Filho de um ex-músico profissional, tudo tenho a ver com o ritmo. Cresci ouvindo, basicamente, rock’n’roll. Não que outros estilos não chegassem até a minha casa, mas o que imperava em nossos “toca-discos” era uma mistura de Elvis Presley, The Beatles, Rolling Stones e os brasileiros da “Jovem Guarda” (Roberto Carlos, Erasmo Carlos, Wanderléa e sua turma). Também havia espaço para posteriores como “Os Pholhas”, “Os Fevers”, “Os Incríveis Internacionais” e para a trinca da década de 1970: Black Sabbath, Deep Purple e Led Zeppelin. Tudo isso fez com que, confesso, não saiba até hoje quase nada (ou absolutamente nada) de MPB. Anda, vira e mexe, sou motivo de piada por conta disso...

A minha paixão, no entanto, foi o rock da década de 1980. Internacional, obviamente. Brasileiro? Nem pensar! No máximo um Barão Vermelho ou um Capital Inicial, mas, o que tocava no meu LBT – A20 (“cinco-em-um” da Sony, presente de aniversário do meu pai, super moderno para a época e risível para a geração iPod de hoje em dia) eram o bom, velho e eterno Iron Maiden; Metallica (antes da fase do Black Album); Scorpions, Gamma Ray, Saxon, Angra, Def Leppard, Judas Priest e, de vez em quando, um Sepultura e um Mötorhead. Às vezes fazia concessões ao som “leve” de Guns’n’Roses, Bon Jovi, Europe e outros. Nunca gostei da Grunge music, sendo sempre fiel ao som oitentista.

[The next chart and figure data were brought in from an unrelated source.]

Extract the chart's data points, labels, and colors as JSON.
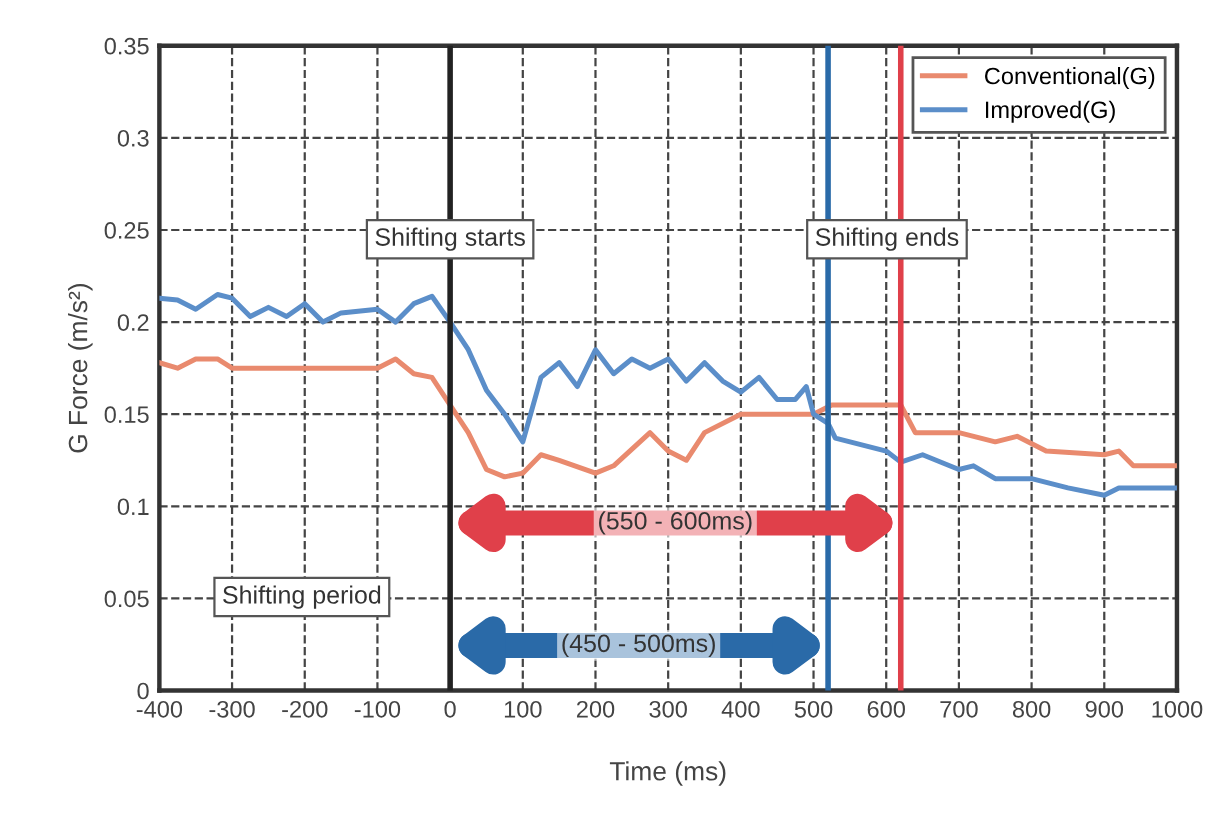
{
  "chart_data": {
    "type": "line",
    "xlabel": "Time (ms)",
    "ylabel": "G Force (m/s²)",
    "xlim": [
      -400,
      1000
    ],
    "xticks": [
      -400,
      -300,
      -200,
      -100,
      0,
      100,
      200,
      300,
      400,
      500,
      600,
      700,
      800,
      900,
      1000
    ],
    "ylim": [
      0,
      0.35
    ],
    "yticks": [
      {
        "value": 0,
        "label": "0"
      },
      0.05,
      {
        "value": 0.1,
        "label": "0.1"
      },
      0.15,
      {
        "value": 0.2,
        "label": "0.2"
      },
      0.25,
      {
        "value": 0.3,
        "label": "0.3"
      },
      0.35
    ],
    "grid": true,
    "legend": "top right",
    "marker": "none",
    "line_style": "solid",
    "series": [
      {
        "name": "Conventional(G)",
        "color": "#e98a6e",
        "x": [
          -400,
          -375,
          -350,
          -320,
          -300,
          -100,
          -75,
          -50,
          -25,
          0,
          25,
          50,
          75,
          100,
          125,
          150,
          200,
          225,
          275,
          300,
          325,
          350,
          400,
          450,
          500,
          525,
          600,
          620,
          640,
          700,
          750,
          780,
          820,
          900,
          920,
          940,
          1000
        ],
        "values": [
          0.178,
          0.175,
          0.18,
          0.18,
          0.175,
          0.175,
          0.18,
          0.172,
          0.17,
          0.155,
          0.14,
          0.12,
          0.116,
          0.118,
          0.128,
          0.125,
          0.118,
          0.122,
          0.14,
          0.13,
          0.125,
          0.14,
          0.15,
          0.15,
          0.15,
          0.155,
          0.155,
          0.155,
          0.14,
          0.14,
          0.135,
          0.138,
          0.13,
          0.128,
          0.13,
          0.122,
          0.122
        ]
      },
      {
        "name": "Improved(G)",
        "color": "#5b8ec9",
        "x": [
          -400,
          -375,
          -350,
          -320,
          -300,
          -275,
          -250,
          -225,
          -200,
          -175,
          -150,
          -100,
          -75,
          -50,
          -25,
          0,
          25,
          50,
          75,
          100,
          125,
          150,
          175,
          200,
          225,
          250,
          275,
          300,
          325,
          350,
          375,
          400,
          425,
          450,
          475,
          490,
          500,
          520,
          530,
          600,
          620,
          650,
          700,
          720,
          750,
          800,
          850,
          900,
          920,
          1000
        ],
        "values": [
          0.213,
          0.212,
          0.207,
          0.215,
          0.213,
          0.203,
          0.208,
          0.203,
          0.21,
          0.2,
          0.205,
          0.207,
          0.2,
          0.21,
          0.214,
          0.2,
          0.185,
          0.163,
          0.15,
          0.135,
          0.17,
          0.178,
          0.165,
          0.185,
          0.172,
          0.18,
          0.175,
          0.18,
          0.168,
          0.178,
          0.168,
          0.162,
          0.17,
          0.158,
          0.158,
          0.165,
          0.15,
          0.145,
          0.137,
          0.13,
          0.124,
          0.128,
          0.12,
          0.122,
          0.115,
          0.115,
          0.11,
          0.106,
          0.11,
          0.11
        ]
      }
    ],
    "ref_lines": [
      {
        "axis": "x",
        "value": 0,
        "color": "#222222",
        "label": "Shifting starts"
      },
      {
        "axis": "x",
        "value": 520,
        "color": "#2a6aa8"
      },
      {
        "axis": "x",
        "value": 620,
        "color": "#e0404a"
      }
    ],
    "annotations": [
      "Shifting ends",
      "Shifting period",
      "(550 - 600ms)",
      "(450 - 500ms)"
    ]
  }
}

Todas essas influências fizeram com que eu me enveredasse para o rock. Eram os anos 1990 e eu dava meus passos, concomitantemente, na música e na literatura. Sempre achei que as duas artes se combinavam. Utilizei-me de alguns versos de Iron Maiden para a epígrafe do meu primeiro romance, “Asas de Cera”, de 1995. Foi um escândalo para a época e cheguei até a parar no Caderno 2 de “A Gazeta”, em uma matéria sobre a banda. Tinha, então, tenros 16 anos e duas fotos preferidas: uma, que virou a orelha do livro e que ficava na parte de baixo da minha estante; outra, em que empunhava uma guitarra Gianini Fender Stratocaster preta-e-branca, semelhante à de Eric Clapton e que ficava na parte de cima. Puro jogo de cena: nunca passei de três acordes!

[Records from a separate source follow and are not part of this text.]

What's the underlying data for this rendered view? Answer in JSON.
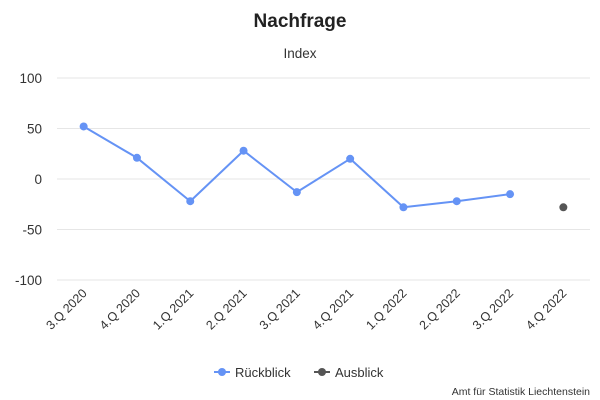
{
  "chart_data": {
    "type": "line",
    "title": "Nachfrage",
    "subtitle": "Index",
    "categories": [
      "3.Q 2020",
      "4.Q 2020",
      "1.Q 2021",
      "2.Q 2021",
      "3.Q 2021",
      "4.Q 2021",
      "1.Q 2022",
      "2.Q 2022",
      "3.Q 2022",
      "4.Q 2022"
    ],
    "ylim": [
      -100,
      100
    ],
    "yticks": [
      100,
      50,
      0,
      -50,
      -100
    ],
    "grid": true,
    "legend_position": "bottom-center",
    "series": [
      {
        "name": "Rückblick",
        "color": "#6593f5",
        "values": [
          52,
          21,
          -22,
          28,
          -13,
          20,
          -28,
          -22,
          -15,
          null
        ]
      },
      {
        "name": "Ausblick",
        "color": "#555555",
        "values": [
          null,
          null,
          null,
          null,
          null,
          null,
          null,
          null,
          null,
          -28
        ]
      }
    ]
  },
  "credits": "Amt für Statistik Liechtenstein"
}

Minha relação com a música, aliás, sempre foi interessante: consumidor contumaz dos CDs da extinta loja “Tarkus”, da Praia do Canto, numa época em que nem se pensava em pirataria, resolvi arriscar. Como disse, comecei com a guitarra, mas logo vi que as cordas não eram muito comigo; então, migrei para o teclado. Fui até razoavelmente bem, mas, logo percebi que tocar não era muito a minha praia. Resolvi, então, fazer canto, com a minha eterna mestra Elaine Rowena e soltar uns agudos à la Bruce Dickinson. Como me divertia! Foi nessa época a primeira banda, que trocava de nome toda a semana: Metropolis, Metropolitan, Vektor, até parar em Silver Spirit. Com esta última denominação, lançamos nosso risível primeiro e único CD demo. Mal sabíamos tocar e já começamos “compondo”. Tenho-o até hoje. Nem consigo ouvir minha voz! Será que isso é bom ou ruim?

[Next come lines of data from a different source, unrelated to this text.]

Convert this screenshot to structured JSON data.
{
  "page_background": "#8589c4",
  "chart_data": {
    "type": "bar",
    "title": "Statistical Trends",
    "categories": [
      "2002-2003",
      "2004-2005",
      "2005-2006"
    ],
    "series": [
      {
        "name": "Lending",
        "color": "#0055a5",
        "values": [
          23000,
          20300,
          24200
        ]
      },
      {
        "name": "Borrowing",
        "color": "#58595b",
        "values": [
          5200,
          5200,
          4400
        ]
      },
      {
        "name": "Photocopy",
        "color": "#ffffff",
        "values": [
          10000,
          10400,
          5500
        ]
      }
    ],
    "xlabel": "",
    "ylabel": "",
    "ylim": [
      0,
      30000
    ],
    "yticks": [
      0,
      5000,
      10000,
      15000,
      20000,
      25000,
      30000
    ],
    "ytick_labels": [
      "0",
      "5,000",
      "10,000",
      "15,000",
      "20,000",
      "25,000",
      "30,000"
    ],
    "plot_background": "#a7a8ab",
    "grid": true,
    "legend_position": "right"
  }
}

Ainda tenho guardado o LBT-A20. As duas fotos também continuam comigo, mas a do escritor, agora, está em cima e a do “roqueiro”, embaixo. Isso não significa que não goste mais de rock, mas, minha relação com ele se resume a ouvi-lo no carro, indo para o trabalho. Confesso que meu dial anda dividido entre notícias e até outros ritmos, como a música pop e um pouco de rap e hip-hop. Já me peguei ouvindo Shakira e Beyoncé. Lady Gaga, jamais! Acho, no entanto, que isso marca algo tradicional ao estilo: as “antigas” gerações vão cedendo espaço para as novas e o amor ao ritmo vai passando de pai para filho, de irmão para irmão. Foi assim comigo. É por isso que sou completamente contra essa discussão sobre o fim do rock’n’roll. Enquanto houver um garoto idealista, como fui eu, o estilo continuará vivo. Rock não precisa de propaganda – ele mesmo se propagandeia. Por isso, neste 13 de julho, eu e toda a nação roqueira gritamos bem alto: long life to the rock’n’roll!